Recursion to the rescue! And don't forget reduce!

input_list = [ [1], [1], [1, 2, 3], [4, 1], [5], [5], [6], [7, 8, 9], 
               [7, 6], [8, 5] ]
def combine(input_list):
    input_list = map(set, input_list) # working with sets has some advantages
    reduced_list = reduce(combine_reduce, input_list, [])
    if len(reduced_list) == len(input_list):
        # return the whole thing in the original format (sorted lists)
        return map(sorted, map(list, reduced_list))
    else:
        # recursion happens here
        return combine(reduced_list)

def combine_reduce(reduced_list, numbers):
    '''
    find the set to add the numbers to or append as a new set.
    '''
    for sub_set in reduced_list:
        if sub_set.intersection(numbers):
            sub_set.update(numbers)
            return reduced_list
    reduced_list.append(numbers)
    return reduced_list

print combine(input_list)

Prints out:

$ python combine.py
[[1, 2, 3, 4], [5, 6, 7, 8, 9]]

We have two things going on here. The first is reduce : I'm using it to cook the list down, by fitting each element into the resulting list somewhere or appending it, if that didn't work. This does not do the whole job, though, so we repeat this process (recursion!) until reducing does not provide a shorter list.

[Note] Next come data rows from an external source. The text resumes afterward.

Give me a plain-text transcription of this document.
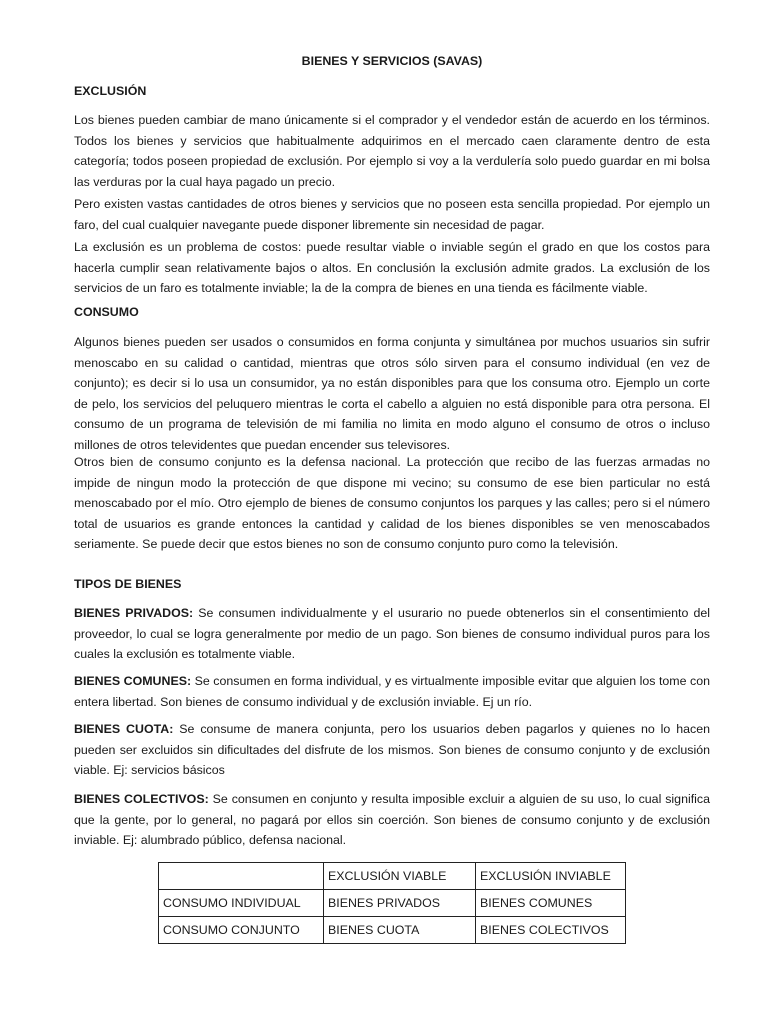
BIENES Y SERVICIOS (SAVAS)

EXCLUSIÓN

Los bienes pueden cambiar de mano únicamente si el comprador y el vendedor están de acuerdo en los términos. Todos los bienes y servicios que habitualmente adquirimos en el mercado caen claramente dentro de esta categoría; todos poseen propiedad de exclusión. Por ejemplo si voy a la verdulería solo puedo guardar en mi bolsa las verduras por la cual haya pagado un precio.

Pero existen vastas cantidades de otros bienes y servicios que no poseen esta sencilla propiedad. Por ejemplo un faro, del cual cualquier navegante puede disponer libremente sin necesidad de pagar.

La exclusión es un problema de costos: puede resultar viable o inviable según el grado en que los costos para hacerla cumplir sean relativamente bajos o altos. En conclusión la exclusión admite grados. La exclusión de los servicios de un faro es totalmente inviable; la de la compra de bienes en una tienda es fácilmente viable.

CONSUMO

Algunos bienes pueden ser usados o consumidos en forma conjunta y simultánea por muchos usuarios sin sufrir menoscabo en su calidad o cantidad, mientras que otros sólo sirven para el consumo individual (en vez de conjunto); es decir si lo usa un consumidor, ya no están disponibles para que los consuma otro. Ejemplo un corte de pelo, los servicios del peluquero mientras le corta el cabello a alguien no está disponible para otra persona. El consumo de un programa de televisión de mi familia no limita en modo alguno el consumo de otros o incluso millones de otros televidentes que puedan encender sus televisores.

Otros bien de consumo conjunto es la defensa nacional. La protección que recibo de las fuerzas armadas no impide de ningun modo la protección de que dispone mi vecino; su consumo de ese bien particular no está menoscabado por el mío. Otro ejemplo de bienes de consumo conjuntos los parques y las calles; pero si el número total de usuarios es grande entonces la cantidad y calidad de los bienes disponibles se ven menoscabados seriamente. Se puede decir que estos bienes no son de consumo conjunto puro como la televisión.

TIPOS DE BIENES

BIENES PRIVADOS: Se consumen individualmente y el usurario no puede obtenerlos sin el consentimiento del proveedor, lo cual se logra generalmente por medio de un pago. Son bienes de consumo individual puros para los cuales la exclusión es totalmente viable.

BIENES COMUNES: Se consumen en forma individual, y es virtualmente imposible evitar que alguien los tome con entera libertad. Son bienes de consumo individual y de exclusión inviable. Ej un río.

BIENES CUOTA: Se consume de manera conjunta, pero los usuarios deben pagarlos y quienes no lo hacen pueden ser excluidos sin dificultades del disfrute de los mismos. Son bienes de consumo conjunto y de exclusión viable. Ej: servicios básicos

BIENES COLECTIVOS: Se consumen en conjunto y resulta imposible excluir a alguien de su uso, lo cual significa que la gente, por lo general, no pagará por ellos sin coerción. Son bienes de consumo conjunto y de exclusión inviable. Ej: alumbrado público, defensa nacional.

	EXCLUSIÓN VIABLE	EXCLUSIÓN INVIABLE
CONSUMO INDIVIDUAL	BIENES PRIVADOS	BIENES COMUNES
CONSUMO CONJUNTO	BIENES CUOTA	BIENES COLECTIVOS
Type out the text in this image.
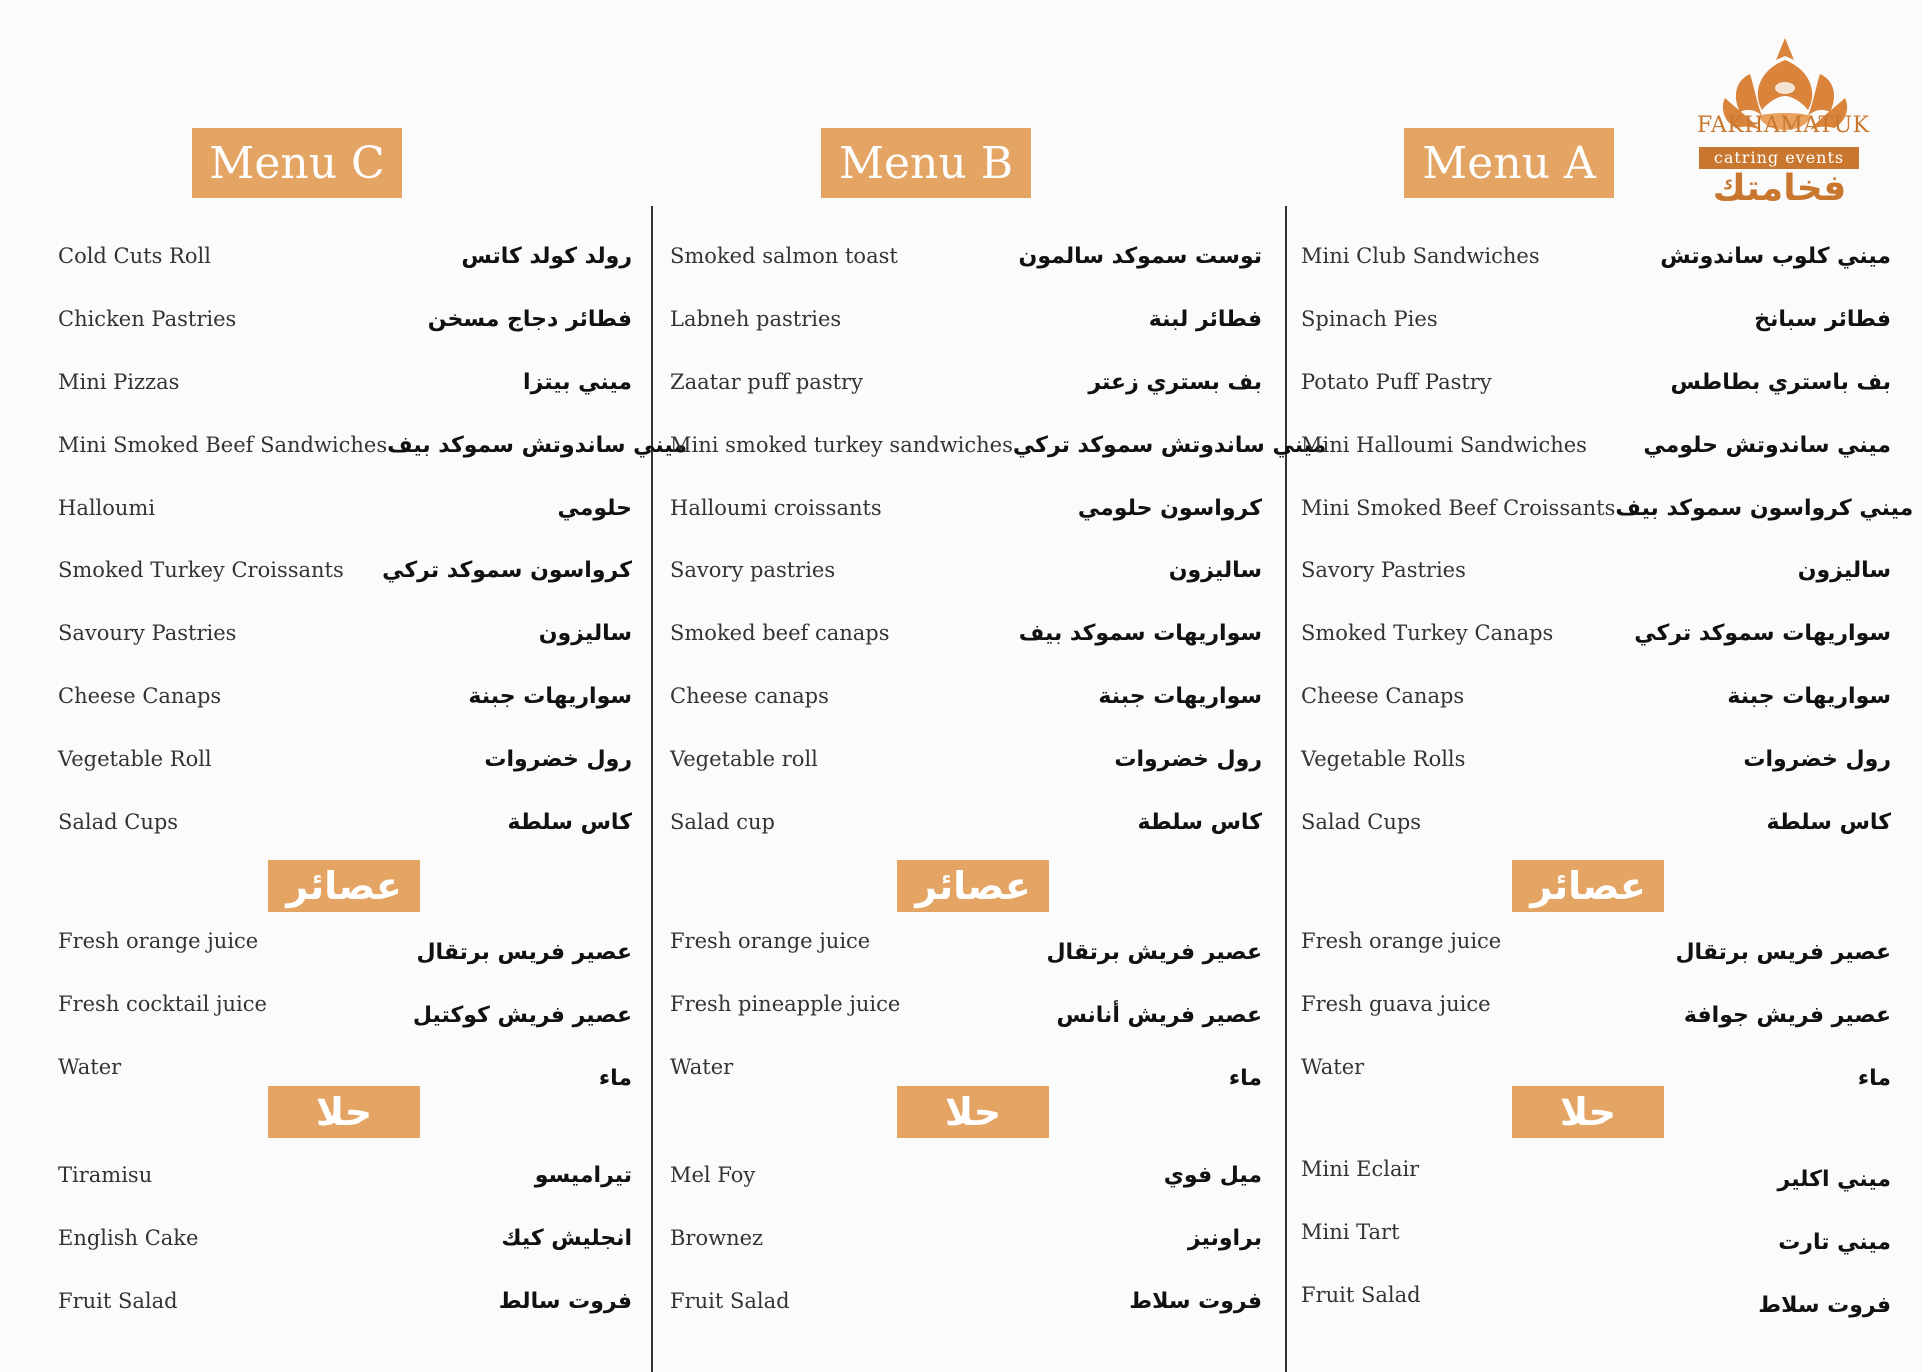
FAKHAMATUK
catring events
فخامتك
Menu C
عصائر
حلا
Cold Cuts Roll	رولد كولد كاتس
Chicken Pastries	فطائر دجاج مسخن
Mini Pizzas	ميني بيتزا
Mini Smoked Beef Sandwiches ميني ساندوتش سموكد بيف
Halloumi	حلومي
Smoked Turkey Croissants كرواسون سموكد تركي
Savoury Pastries	ساليزون
Cheese Canaps	سواريهات جبنة
Vegetable Roll	رول خضروات
Salad Cups	كاس سلطة
Fresh orange juice	عصير فريس برتقال
Fresh cocktail juice	عصير فريش كوكتيل
Water	ماء
Tiramisu	تيراميسو
English Cake	انجليش كيك
Fruit Salad	فروت سالط
Menu B
عصائر
حلا
Smoked salmon toast	توست سموكد سالمون
Labneh pastries	فطائر لبنة
Zaatar puff pastry	بف بستري زعتر
Mini smoked turkey sandwiches ميني ساندوتش سموكد تركي
Halloumi croissants	كرواسون حلومي
Savory pastries	ساليزون
Smoked beef canaps	سواريهات سموكد بيف
Cheese canaps	سواريهات جبنة
Vegetable roll	رول خضروات
Salad cup	كاس سلطة
Fresh orange juice	عصير فريش برتقال
Fresh pineapple juice	عصير فريش أنانس
Water	ماء
Mel Foy	ميل فوي
Brownez	براونيز
Fruit Salad	فروت سلاط
Menu A
عصائر
حلا
Mini Club Sandwiches	ميني كلوب ساندوتش
Spinach Pies	فطائر سبانخ
Potato Puff Pastry	بف باستري بطاطس
Mini Halloumi Sandwiches	ميني ساندوتش حلومي
Mini Smoked Beef Croissants ميني كرواسون سموكد بيف
Savory Pastries	ساليزون
Smoked Turkey Canaps	سواريهات سموكد تركي
Cheese Canaps	سواريهات جبنة
Vegetable Rolls	رول خضروات
Salad Cups	كاس سلطة
Fresh orange juice	عصير فريس برتقال
Fresh guava juice	عصير فريش جوافة
Water	ماء
Mini Eclair	ميني اكلير
Mini Tart	ميني تارت
Fruit Salad	فروت سلاط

Also, use of set allows for the handy intersection method. You will notice the line with map(set, input_list) is redundant in recursion. Extracting a wrapper function combine from the inner function combine_inner and placing the formatting / unformatting (from list to set and back) in the outer function is left as an exercise.

Answer 5

Its possible to introduce the following attempt:

1. Make a list of 1-element sets with individual values present in the list. This is the output list.
2. The l list is a recipe how items in the output list should be joined. eg If the output list is [{1}, {2}, {3}] and the first element in the l list is [1,3] , then all sets containing 1 and 3 in the output list should be joined: output = [{1,3}, {2}] .
3. Repeat step 2. for every item on the l list.

Code:

l = [ [1], [1], [1,2,3], [4,1], [5], [5], [6], [7,8,9], [7,6], [8,5] ]

def compose(l):
    # the following will convert l into a list of 1-element sets:
    # e.g. [ {1}, {2}, ... ]
    r = sum(l, [])
    r = map(lambda x: set([x]), set(r))

    # for every item in l
    # find matching sets in r and join them together
    for item in map(set, l):
        outside = [x for x in r if not x & item]  # elements untouched
        inside = [x for x in r if x & item]       # elements to join
        inside = set([]).union(*inside)           # compose sets 
        r = outside + [inside]
    return r

Example:

>>> compose(l)
[set([1, 2, 3, 4]), set([8, 9, 5, 6, 7])]